I had this exact experience last week. I was talking to Enric the videoblogger (as opposed to Eric the viking) about the meaning of life. Trivial stuff. I argued that there was none – there was no meaning to life. He argued there was.  We kept going trying to figure out this problem for a while (it is that kind of a problem, as you might appreciate). We were trying to find common ground and not really succeeding, when it occurred to me that the meaning of the word ‘meaning’ might not mean the same to us both, if you see what I mean.  I meant ‘mean’ as in ‘does it have purpose’ – does the sun have purpose? No, I argued – it is just ‘there’, in the same way that we are ‘just here’.  Enric then explained that he meant ‘mean’ as in ‘does it mean anything to you‘. Aaahh, we both said. Two quite different meanings of the word mean, depending on context.

The phrase ‘it is all about context’ is one I use a lot, I like it. It invites us to understand that something’s nature or answer to a question may change depending on external and varying factors. I also use ‘it is all relative’ a bit too, it has a similar effect, depending on the circumstances.

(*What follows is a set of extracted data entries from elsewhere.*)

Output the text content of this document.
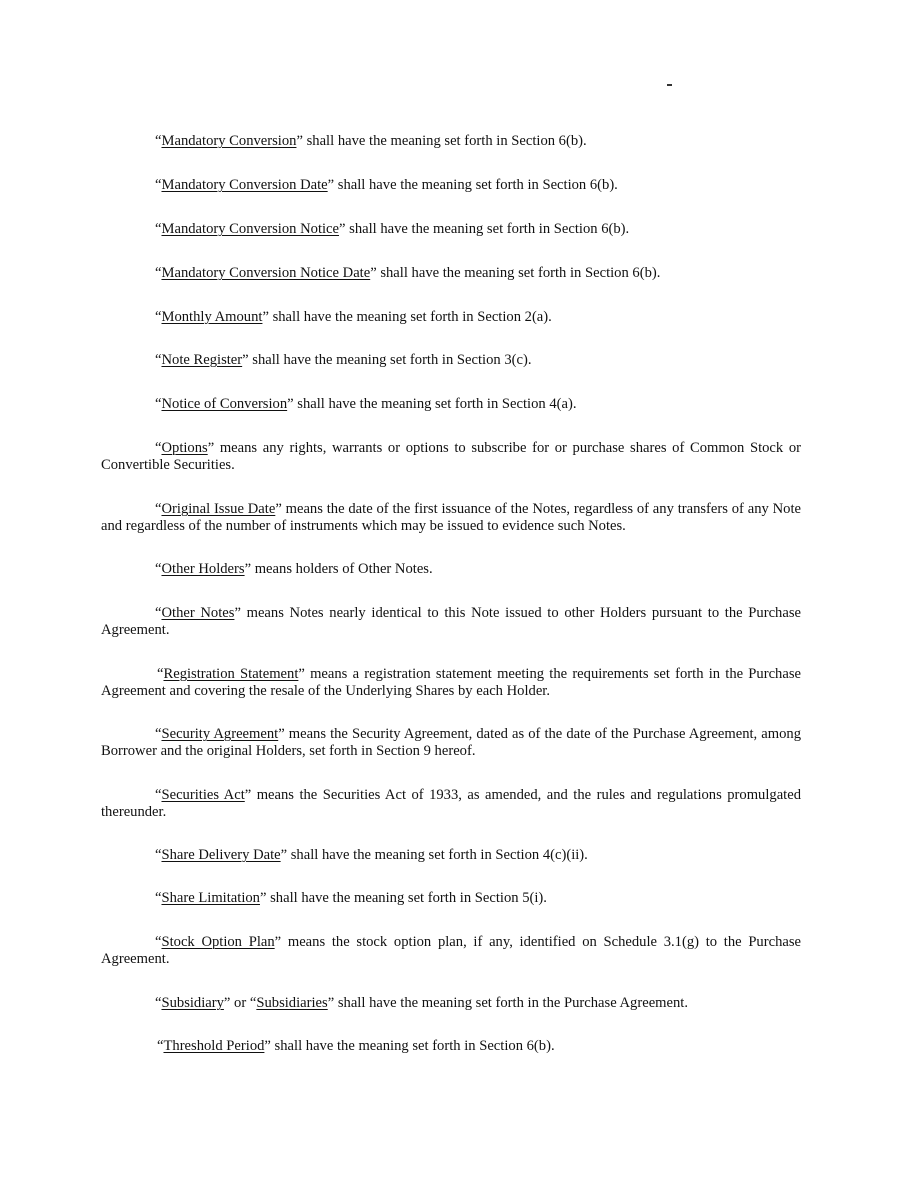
“Mandatory Conversion” shall have the meaning set forth in Section 6(b).

“Mandatory Conversion Date” shall have the meaning set forth in Section 6(b).

“Mandatory Conversion Notice” shall have the meaning set forth in Section 6(b).

“Mandatory Conversion Notice Date” shall have the meaning set forth in Section 6(b).

“Monthly Amount” shall have the meaning set forth in Section 2(a).

“Note Register” shall have the meaning set forth in Section 3(c).

“Notice of Conversion” shall have the meaning set forth in Section 4(a).

“Options” means any rights, warrants or options to subscribe for or purchase shares of Common Stock or Convertible Securities.

“Original Issue Date” means the date of the first issuance of the Notes, regardless of any transfers of any Note and regardless of the number of instruments which may be issued to evidence such Notes.

“Other Holders” means holders of Other Notes.

“Other Notes” means Notes nearly identical to this Note issued to other Holders pursuant to the Purchase Agreement.

“Registration Statement” means a registration statement meeting the requirements set forth in the Purchase Agreement and covering the resale of the Underlying Shares by each Holder.

“Security Agreement” means the Security Agreement, dated as of the date of the Purchase Agreement, among Borrower and the original Holders, set forth in Section 9 hereof.

“Securities Act” means the Securities Act of 1933, as amended, and the rules and regulations promulgated thereunder.

“Share Delivery Date” shall have the meaning set forth in Section 4(c)(ii).

“Share Limitation” shall have the meaning set forth in Section 5(i).

“Stock Option Plan” means the stock option plan, if any, identified on Schedule 3.1(g) to the Purchase Agreement.

“Subsidiary” or “Subsidiaries” shall have the meaning set forth in the Purchase Agreement.

“Threshold Period” shall have the meaning set forth in Section 6(b).
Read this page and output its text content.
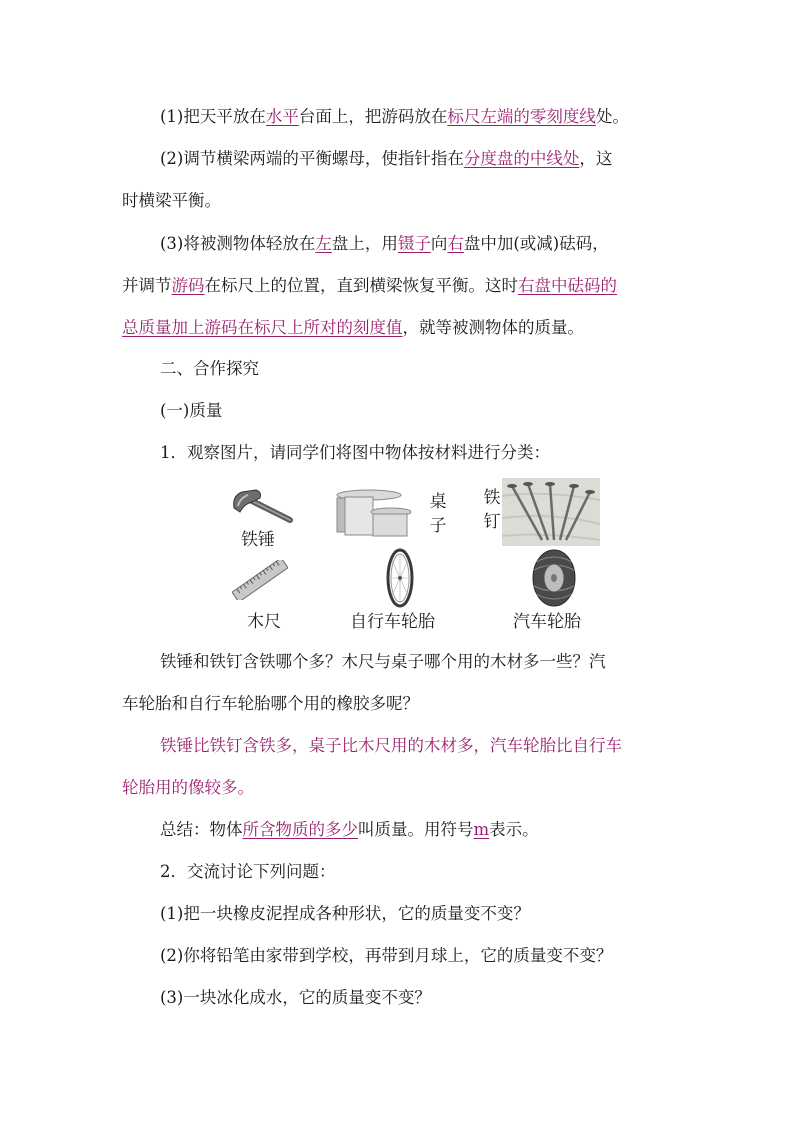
(1)把天平放在水平台面上，把游码放在标尺左端的零刻度线处。
(2)调节横梁两端的平衡螺母，使指针指在分度盘的中线处，这
时横梁平衡。
(3)将被测物体轻放在左盘上，用镊子向右盘中加(或减)砝码，
并调节游码在标尺上的位置，直到横梁恢复平衡。这时右盘中砝码的
总质量加上游码在标尺上所对的刻度值，就等被测物体的质量。
二、合作探究
(一)质量
1．观察图片，请同学们将图中物体按材料进行分类：
铁锤
桌子
铁钉
木尺	自行车轮胎	汽车轮胎
铁锤和铁钉含铁哪个多？木尺与桌子哪个用的木材多一些？汽
车轮胎和自行车轮胎哪个用的橡胶多呢？
铁锤比铁钉含铁多，桌子比木尺用的木材多，汽车轮胎比自行车
轮胎用的像较多。
总结：物体所含物质的多少叫质量。用符号m表示。
2．交流讨论下列问题：
(1)把一块橡皮泥捏成各种形状，它的质量变不变？
(2)你将铅笔由家带到学校，再带到月球上，它的质量变不变？
(3)一块冰化成水，它的质量变不变？
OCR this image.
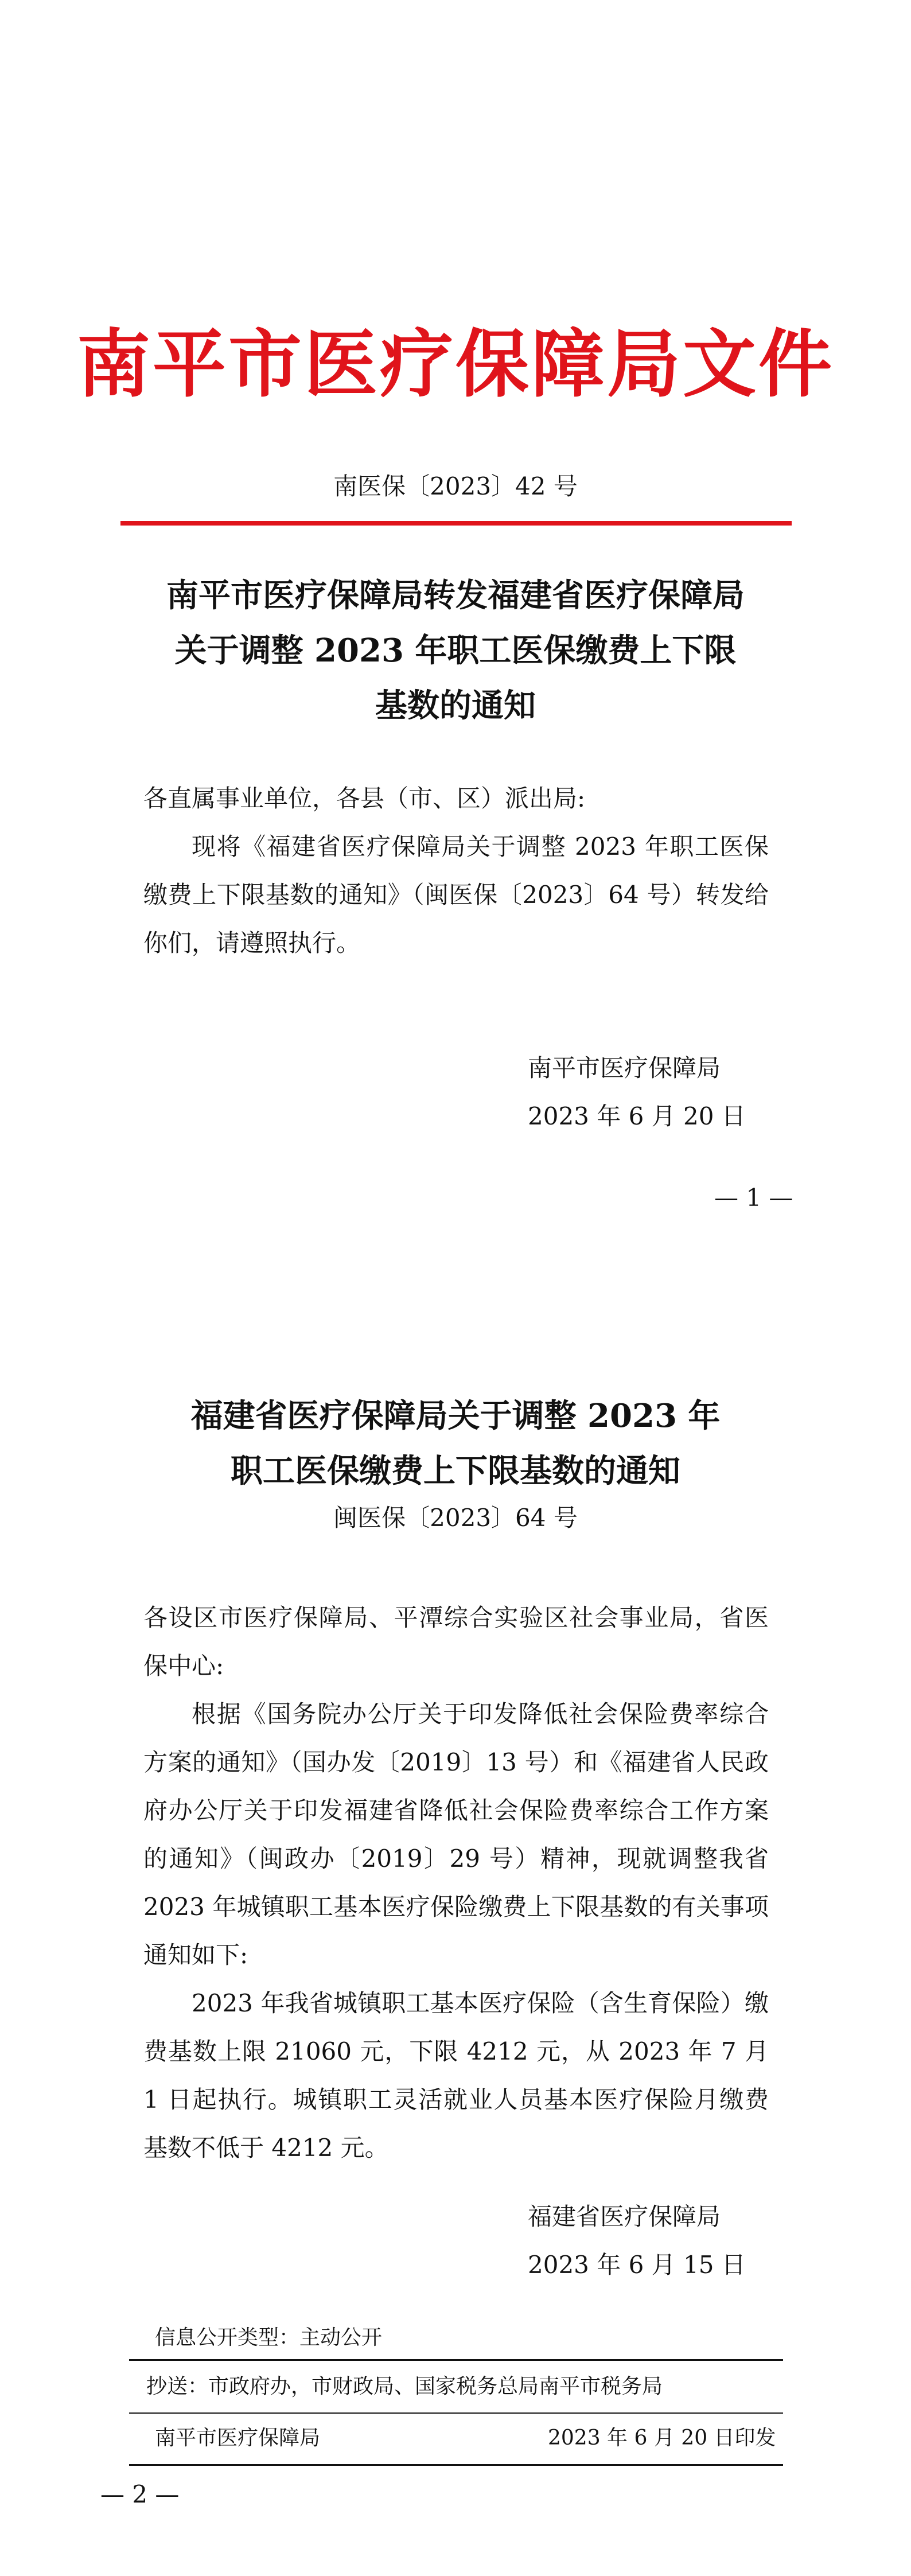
南平市医疗保障局文件
南医保〔2023〕42 号
南平市医疗保障局转发福建省医疗保障局
关于调整 2023 年职工医保缴费上下限
基数的通知
各直属事业单位，各县（市、区）派出局:
现将《福建省医疗保障局关于调整 2023 年职工医保缴费上下限基数的通知》（闽医保〔2023〕64 号）转发给你们，请遵照执行。
南平市医疗保障局
2023 年 6 月 20 日
— 1 —
福建省医疗保障局关于调整 2023 年
职工医保缴费上下限基数的通知
闽医保〔2023〕64 号
各设区市医疗保障局、平潭综合实验区社会事业局，省医保中心:
根据《国务院办公厅关于印发降低社会保险费率综合方案的通知》（国办发〔2019〕13 号）和《福建省人民政府办公厅关于印发福建省降低社会保险费率综合工作方案的通知》（闽政办〔2019〕29 号）精神，现就调整我省 2023 年城镇职工基本医疗保险缴费上下限基数的有关事项通知如下:
2023 年我省城镇职工基本医疗保险（含生育保险）缴费基数上限 21060 元，下限 4212 元，从 2023 年 7 月 1 日起执行。城镇职工灵活就业人员基本医疗保险月缴费基数不低于 4212 元。
福建省医疗保障局
2023 年 6 月 15 日
信息公开类型：主动公开
抄送：市政府办，市财政局、国家税务总局南平市税务局
南平市医疗保障局	2023 年 6 月 20 日印发
— 2 —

Data must have context to have meaning – a data point needs to relate to another in order to be information. It can’t just ‘float out there’ and be useful – as my grandmother once told me a data point it is just a data point without at least one more data point. (I made up the bit about my grandmother). Words need context to have meaning (as we saw, the word ‘meaning’ needs context to have meaning).

Back to Tara’s post:

“trying to scale semantic meaning muddies and destroys everything that is beautiful about social networks.”

Wow. That’s deep. But I don’t get it. There was not enough context for this sentence to have meaning (to me at least).

So, I have to ask Tara, what, exactly, do you mean by this?

Comments (2)

  1. Tacticus says:

    personnaly i wouldn’t say that being a geek is computer related.

    maths geek, science geek to give examples

    i think it is dedicated pursuit of quantifiable knowledge in a particular field then again word meaning change all the time but i think i need to find that shirt 🙂

  2. What I’m refering to is the attempt to scale things like tagging and social networks so that they are meaningful to a broader group…the whole point is that they aren’t SUPPOSED to be meaningful to a broader group. The issue is that the watered down semantics begin to exclude as they include….hmmmm…is this getting any better? Erm…example:

    Geek speak is a language and a level that you and I connect on. Then person C comes by and wants to connect with us, but doesn’t speak geek. What do we do? We change our language to be inclusive. That’s all nice and good. But then the circle gets bigger and bigger and all of these people join in the conversation. Then you and I look at one another with panic because all of a sudden, the conversation has turned into some chatter about how blogs are just a fad. We have all of a sudden become excluded from our own conversation.